The last three years, in particular, had been very difficult. He had been fighting off the bank that had been battling with him because it would not accept that it had mis-sold him a product. I could tell from the number of occasions I met him over the last three years that this was really getting him down. It got to the stage where he had to sell off his mother’s family home of some 44 years. He had remortgaged his own home, incurred legal costs of over £8,000 and had put the family business of over 54 years standing in real jeopardy.
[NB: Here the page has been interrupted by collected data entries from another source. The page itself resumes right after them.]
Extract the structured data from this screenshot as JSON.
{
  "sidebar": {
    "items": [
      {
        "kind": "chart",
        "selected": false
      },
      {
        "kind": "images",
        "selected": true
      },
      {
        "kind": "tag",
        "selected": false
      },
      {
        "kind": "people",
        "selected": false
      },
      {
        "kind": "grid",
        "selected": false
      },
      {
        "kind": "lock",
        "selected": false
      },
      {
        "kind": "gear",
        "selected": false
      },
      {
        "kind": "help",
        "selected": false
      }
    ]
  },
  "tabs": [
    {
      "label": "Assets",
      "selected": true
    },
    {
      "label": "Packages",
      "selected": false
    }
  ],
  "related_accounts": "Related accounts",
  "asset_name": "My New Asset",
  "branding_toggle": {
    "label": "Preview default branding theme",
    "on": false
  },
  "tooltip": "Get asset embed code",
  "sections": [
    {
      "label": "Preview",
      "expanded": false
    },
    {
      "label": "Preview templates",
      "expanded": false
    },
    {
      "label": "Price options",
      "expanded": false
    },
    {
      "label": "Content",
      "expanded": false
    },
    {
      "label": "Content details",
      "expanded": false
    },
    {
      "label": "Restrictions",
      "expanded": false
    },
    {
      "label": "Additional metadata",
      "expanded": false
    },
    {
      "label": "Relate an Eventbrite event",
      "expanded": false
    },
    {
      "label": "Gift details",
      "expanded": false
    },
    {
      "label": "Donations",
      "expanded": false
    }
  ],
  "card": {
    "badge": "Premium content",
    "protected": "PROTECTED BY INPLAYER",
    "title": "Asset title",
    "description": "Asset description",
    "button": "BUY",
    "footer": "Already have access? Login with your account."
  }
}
My constituent was eventually on the receiving end of a phone call from the bank to say that it was about to make him an offer within a two-month period, which it has now done. However, that offer of some £76,000 goes nowhere near to meeting the cost to him as a family man who had done nothing else but work morning, noon and night for such a sustained period of time that he missed his family growing up. The offer put him under real pressure. On the second last occasion he came to see me, he was seeking advice but knew in himself that he was being forced to “take it or leave it”, as I mentioned before. The advice from the bank was that this was a “full and final” offer, with no recourse to consequential losses.
Had my constituent not got involved in this loan, he would have been building up his business, but it actually suffered. He wanted to develop the business and the properties he had available for rent. All that was put on hold, however, because he was struggling to meet the bank’s regular demands. My constituent has had to go to Revenue and Customs to strike a deal, agreeing that he would pay the bulk of the VAT he owed and that between now and the end of February everything would be cleared.
I hope I am not being greedy in intervening, but I think it should be placed on record that the “time to pay” arrangements of HMRC have been very positive on this issue, but the consequences of the redress scheme are not as positive as expected. The “time to pay” agreements have been taken away in many cases, so there is a need for the continued support of the banks while we try to resolve the situation.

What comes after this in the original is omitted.